Bremsvermögen
aus Wikipedia, der freien Enzyklopädie
Beim Durchgang durch Materie ionisieren geladene Teilchen die Atome oder Moleküle, auf die sie treffen. Dabei verlieren sie schrittweise Energie. Mit Bremsvermögen des Materials (englisch: Stopping Power) bezeichnet man den Energieverlust pro Weglängeneinheit der Teilchen, gemessen beispielsweise in MeV/cm. Dieser ist abhängig von der Teilchenart, vom Material und von der augenblicklichen Energie. Da die Erzeugung eines Ionenpaares eine bestimmte Energiemenge kostet (in Luft z.B. 33 eV), ist die Ionisationsdichte längs der Teilchenbahn proportional zum Energieverlust pro Weglängeneinheit.
Der Ausdruck 'Bremsvermögen' beschreibt die Situation sozusagen vom Standpunkt des bremsenden Materials aus, während 'Energieverlust pro Weglängeneinheit' sich auf das Teilchen bezieht. In bezug auf Einheit und Zahlenwert sind beide Größen identisch, bis auf das Vorzeichen (der Energieverlust pro Weglängeneinheit wird üblicherweise mit negativem Vorzeichen -dE/dx geschrieben, wobei E die Energie und x die Weglänge bedeutet).
Meistens steigt der Energieverlust pro Wegeinheit während des Weges, den das Teilchen zurücklegt, an. Die Kurve, die dies beschreibt, heißt Bragg-Kurve.
Kurz vor dem Ende des Weges durchläuft der Energieverlust ein Maximum (Bragg-Peak, benannt nach William Henry Bragg) und fällt dann abrupt auf (fast) Null ab.
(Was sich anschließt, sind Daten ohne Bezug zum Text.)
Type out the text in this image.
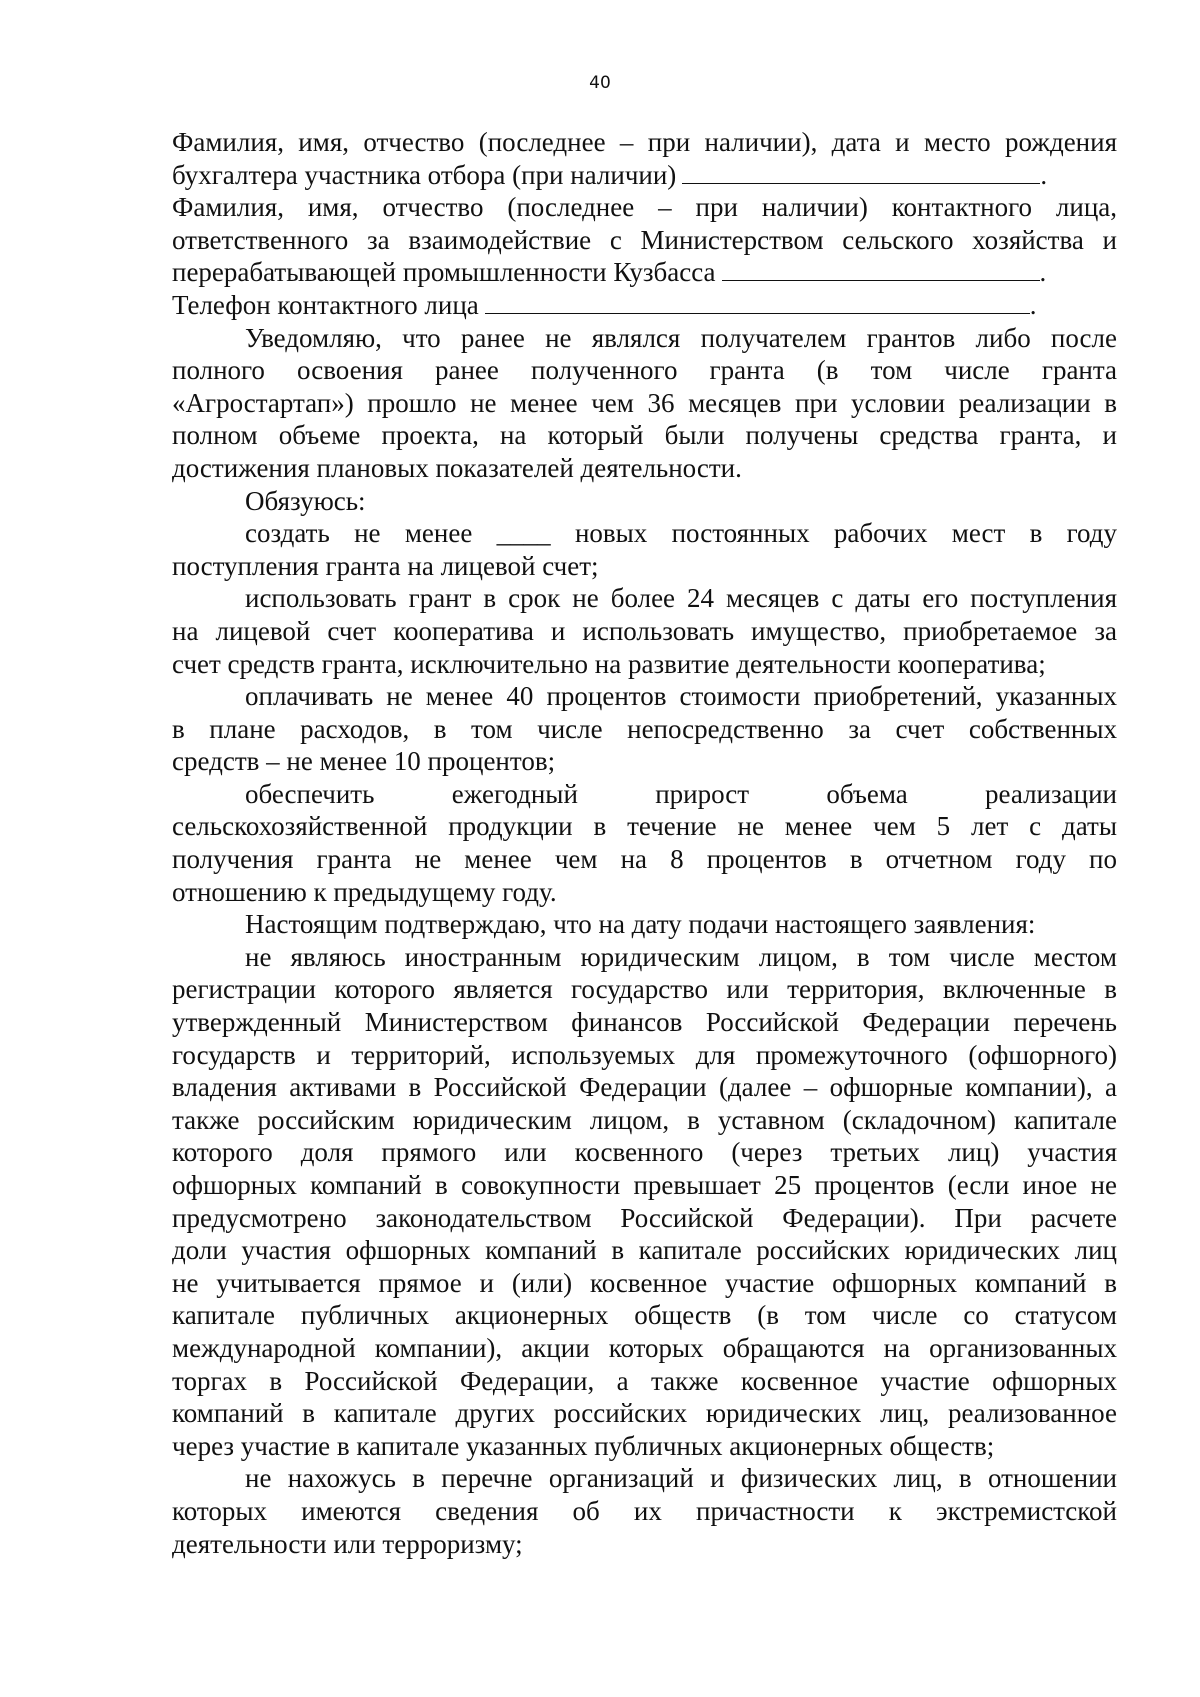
40
Фамилия, имя, отчество (последнее – при наличии), дата и место рождения
бухгалтера участника отбора (при наличии)	.
Фамилия, имя, отчество (последнее – при наличии) контактного лица,
ответственного за взаимодействие с Министерством сельского хозяйства и
перерабатывающей промышленности Кузбасса	.
Телефон контактного лица	.
Уведомляю, что ранее не являлся получателем грантов либо после
полного освоения ранее полученного гранта (в том числе гранта
«Агростартап») прошло не менее чем 36 месяцев при условии реализации в
полном объеме проекта, на который были получены средства гранта, и
достижения плановых показателей деятельности.
Обязуюсь:
создать не менее ____ новых постоянных рабочих мест в году
поступления гранта на лицевой счет;
использовать грант в срок не более 24 месяцев с даты его поступления
на лицевой счет кооператива и использовать имущество, приобретаемое за
счет средств гранта, исключительно на развитие деятельности кооператива;
оплачивать не менее 40 процентов стоимости приобретений, указанных
в плане расходов, в том числе непосредственно за счет собственных
средств – не менее 10 процентов;
обеспечить ежегодный прирост объема реализации
сельскохозяйственной продукции в течение не менее чем 5 лет с даты
получения гранта не менее чем на 8 процентов в отчетном году по
отношению к предыдущему году.
Настоящим подтверждаю, что на дату подачи настоящего заявления:
не являюсь иностранным юридическим лицом, в том числе местом
регистрации которого является государство или территория, включенные в
утвержденный Министерством финансов Российской Федерации перечень
государств и территорий, используемых для промежуточного (офшорного)
владения активами в Российской Федерации (далее – офшорные компании), а
также российским юридическим лицом, в уставном (складочном) капитале
которого доля прямого или косвенного (через третьих лиц) участия
офшорных компаний в совокупности превышает 25 процентов (если иное не
предусмотрено законодательством Российской Федерации). При расчете
доли участия офшорных компаний в капитале российских юридических лиц
не учитывается прямое и (или) косвенное участие офшорных компаний в
капитале публичных акционерных обществ (в том числе со статусом
международной компании), акции которых обращаются на организованных
торгах в Российской Федерации, а также косвенное участие офшорных
компаний в капитале других российских юридических лиц, реализованное
через участие в капитале указанных публичных акционерных обществ;
не нахожусь в перечне организаций и физических лиц, в отношении
которых имеются сведения об их причастности к экстремистской
деятельности или терроризму;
Dies ist von großer praktischer Bedeutung bei der Strahlentherapie.
Das Bild zeigt, wie der Energieverlust pro Weglängeneinheit (die Stopping Power) - und damit die Ionisationsdichte - der Alphateilchen während des Weges in Luft zunimmt, bis sie das Maximum erreicht. Die Energie von 5.49 MeV entspricht der des natürlichen Radongases (Radon-222), das überall vorkommt, wo es Granit im Boden gibt. Die Darstellung hier unterscheidet sich von der im Bild oben dadurch, dass hier die Teilchen eine fixe Anfangsenergie haben.
Der Weg, den die Teilchen zurücklegen, bis ihre Energie auf Null sinkt, heißt Reichweite. Die Reichweite ist abhängig von der Teilchenart, von der Anfangsenergie und von dem Material, das die Teilchen durchqueren. Man kann die Reichweite berechnen, indem man das reziproke Bremsvermögen über die Energie (von der Anfangsenergie bis Null) integriert.
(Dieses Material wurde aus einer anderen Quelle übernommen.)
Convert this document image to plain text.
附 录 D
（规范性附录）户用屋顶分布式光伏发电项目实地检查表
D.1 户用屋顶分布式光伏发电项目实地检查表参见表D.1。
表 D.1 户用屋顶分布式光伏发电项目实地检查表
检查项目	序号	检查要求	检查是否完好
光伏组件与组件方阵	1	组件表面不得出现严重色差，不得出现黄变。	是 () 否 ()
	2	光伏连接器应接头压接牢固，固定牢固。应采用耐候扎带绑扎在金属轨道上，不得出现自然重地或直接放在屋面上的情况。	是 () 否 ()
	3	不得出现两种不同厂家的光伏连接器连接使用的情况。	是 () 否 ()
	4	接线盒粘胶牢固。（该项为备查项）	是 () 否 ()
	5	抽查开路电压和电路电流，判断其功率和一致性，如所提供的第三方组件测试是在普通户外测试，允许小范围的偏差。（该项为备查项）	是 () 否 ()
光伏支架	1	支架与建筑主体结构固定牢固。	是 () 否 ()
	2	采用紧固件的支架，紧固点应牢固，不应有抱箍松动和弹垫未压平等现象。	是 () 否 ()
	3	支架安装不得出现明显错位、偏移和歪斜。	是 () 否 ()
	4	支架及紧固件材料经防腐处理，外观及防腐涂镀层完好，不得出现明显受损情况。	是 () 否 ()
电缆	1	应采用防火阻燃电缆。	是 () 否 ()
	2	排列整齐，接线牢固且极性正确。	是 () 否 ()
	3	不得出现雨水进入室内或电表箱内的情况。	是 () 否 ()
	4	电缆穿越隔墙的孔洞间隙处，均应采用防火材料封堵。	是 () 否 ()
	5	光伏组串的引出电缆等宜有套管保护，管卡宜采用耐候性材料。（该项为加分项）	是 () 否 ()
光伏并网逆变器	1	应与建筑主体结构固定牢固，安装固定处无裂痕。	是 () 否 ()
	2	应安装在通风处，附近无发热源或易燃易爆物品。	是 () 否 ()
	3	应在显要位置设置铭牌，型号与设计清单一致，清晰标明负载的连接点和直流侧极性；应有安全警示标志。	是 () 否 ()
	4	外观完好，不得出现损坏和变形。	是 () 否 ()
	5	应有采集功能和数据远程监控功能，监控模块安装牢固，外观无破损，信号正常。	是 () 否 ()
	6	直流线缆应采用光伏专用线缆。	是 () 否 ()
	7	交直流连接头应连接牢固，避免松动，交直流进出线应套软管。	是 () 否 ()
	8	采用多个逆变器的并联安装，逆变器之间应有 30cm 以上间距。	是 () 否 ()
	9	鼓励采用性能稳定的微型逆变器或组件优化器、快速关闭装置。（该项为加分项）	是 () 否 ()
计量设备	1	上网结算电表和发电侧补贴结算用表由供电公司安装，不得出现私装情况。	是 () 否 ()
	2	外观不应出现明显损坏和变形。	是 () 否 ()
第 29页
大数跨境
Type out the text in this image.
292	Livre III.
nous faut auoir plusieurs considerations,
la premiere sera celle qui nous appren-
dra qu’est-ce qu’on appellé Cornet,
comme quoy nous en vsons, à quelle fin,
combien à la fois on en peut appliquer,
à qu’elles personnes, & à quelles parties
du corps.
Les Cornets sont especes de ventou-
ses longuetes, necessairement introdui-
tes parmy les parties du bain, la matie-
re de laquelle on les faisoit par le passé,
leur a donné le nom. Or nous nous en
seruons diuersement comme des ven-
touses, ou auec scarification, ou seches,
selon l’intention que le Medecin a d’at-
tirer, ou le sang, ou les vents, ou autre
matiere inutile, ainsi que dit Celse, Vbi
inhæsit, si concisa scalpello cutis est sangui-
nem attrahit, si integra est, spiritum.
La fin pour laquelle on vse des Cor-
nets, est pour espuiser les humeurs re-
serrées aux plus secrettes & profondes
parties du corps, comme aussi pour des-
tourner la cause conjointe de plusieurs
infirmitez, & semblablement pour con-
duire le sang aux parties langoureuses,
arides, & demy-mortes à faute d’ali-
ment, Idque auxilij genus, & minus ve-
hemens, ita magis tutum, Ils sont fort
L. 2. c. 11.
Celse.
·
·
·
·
Das dritte Bild zeigt die Absorption eines Protonenstrahls, der durch einen Teilchenbeschleuniger von 250 MeV erzeugt wurde, in Wasser (orangefarbene Kurve); die Kurve hat einen sehr spitzen Bragg-Peak. Die blaue Kurve zeigt, wie man diese Spitze verbreitern kann (etwa durch Variation der Beschleunigerenergie), um bei der Strahlentherapie einen ausgedehnteren Tumor zu bestrahlen.
Das Bild zeigt zum Vergleich auch die Absorption eines hochenergetischen Photonenstrahls. Diese Kurve ist gänzlich anders (im wesentlichen eine exponentielle Abnahme), da das Photon nicht allmählich durch viele Ionisationen Energie abgibt, sondern meist in einem einzigen Ionisationsprozess seine ganze Energie verliert (siehe auch Teilchenstrahlung). Die Absorption eines Photonenstrahls wird NICHT durch das Bremsvermögen beschrieben, sondern durch einen Absorptionskoeffizienten.
Die englischen Ausdrücke Stopping Power und Bragg-Peak sind auch im Deutschen sehr üblich.